I joined ABCT in the early 1970s while a graduate student and have attended the conventions regularly since that time.

How often and why do you attend the ABCT convention?

I attend ABCT every year, missing only once since joining in the early 1970s. Outside of my own university, it has been my academic home where I continue to learn, share ideas, and get together with old friends and develop new relationships. ABCT has become a major gathering place for couple researchers from around the world, so attending the convention provides a unique opportunity to gather with top people in the field and listen to and learn from younger scholars as they expand our thinking. Whereas the formal program is excellent, much of the value of the convention happens outside of the established agenda. It is an annual time to meet with colleagues from around the world and to reconnect with former students in a real, three-dimensional space, not on a flat screen. And it is what I would call an “intellectual jam session” where we play with new ideas, move current projects along, and almost always develop new collaborative efforts.

How has ABCT helped you/your lab professionally?

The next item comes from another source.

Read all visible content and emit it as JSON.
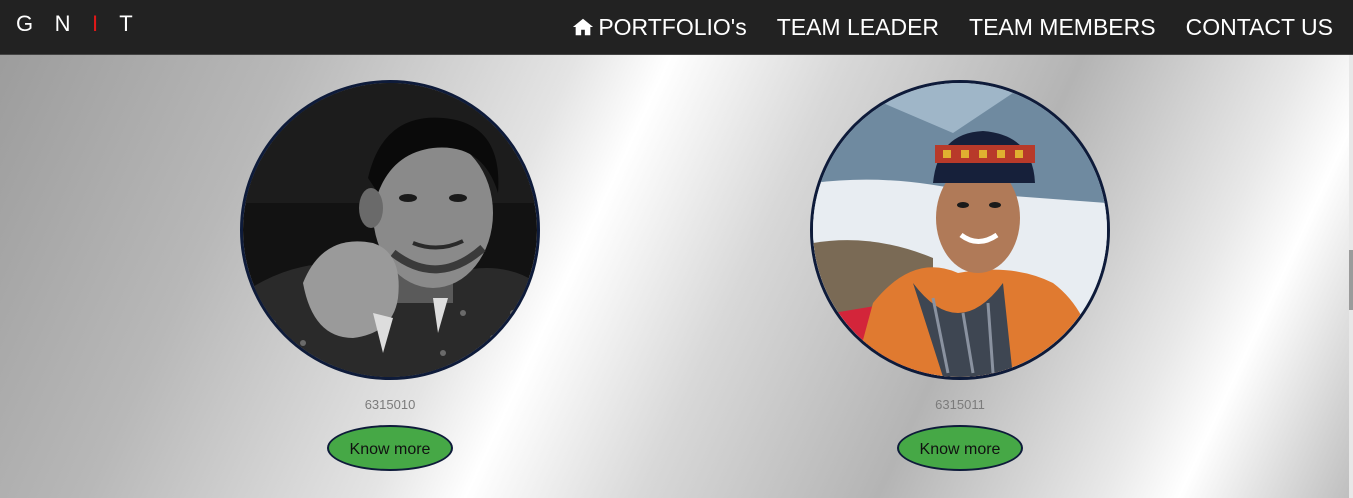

In addition to the above, the ABCT conference is a place where students meet and interact with their future colleagues from other labs and meet former lab members from UNC; have an opportunity to share ideas and pick the brains of other established researchers; take the lead in developing symposia and round tables, and presenting their own ideas through giving talks (after passing the lab presentation practice at home where the fine points of presenting years of work in a 12 minute presentation are mastered!). Being part of a top-notch CBT organization allows us to step back, put our work in perspective, recognizing where our work fits into the field, hopefully feeling affirmed in the process and energized to continue to grow and move forward with our thinking.

Does your lab have any traditions? Does your lab do anything together for fun?

In all reality, I think we have fun every time we gather. I believe academia, research, and clinical work are demanding, so if it isn’t fun, I don’t think we can continue it for decades. So fun is a way of interacting and approaching all we do. In addition, we do plan special activities outside of our meetings, and much of it seems to include food! So we have lunch together at a lovely dining facility on campus, dinners at my home and also hosted at the homes of students. This year we have initiated a fall retreat day locally where we will “think great thoughts” and play; we’re also planning to initiate retreats in the mountains of North Carolina. And the ABCT convention is one of those fun times as well, including an annual lab dinner. The fun is the people, and that can happen any time, any place.

What advice would you give prospective trainees (in general, or to those applying to your lab specifically)?

Recently our clinical program had a lunch speaker who had been our former Director of Clinical Psychology at UNC and had continued to become Department Chair, Dean of Arts and Sciences, Provost, and finally President of a major university. When asked for her advice, she responded, “I have no nuggets.” I believe most broad, generic nuggets are like fool’s gold and not worth much. I’ve learned only to give advice to individuals when they actively seek it, and then we’ll figure it out together – ’til then!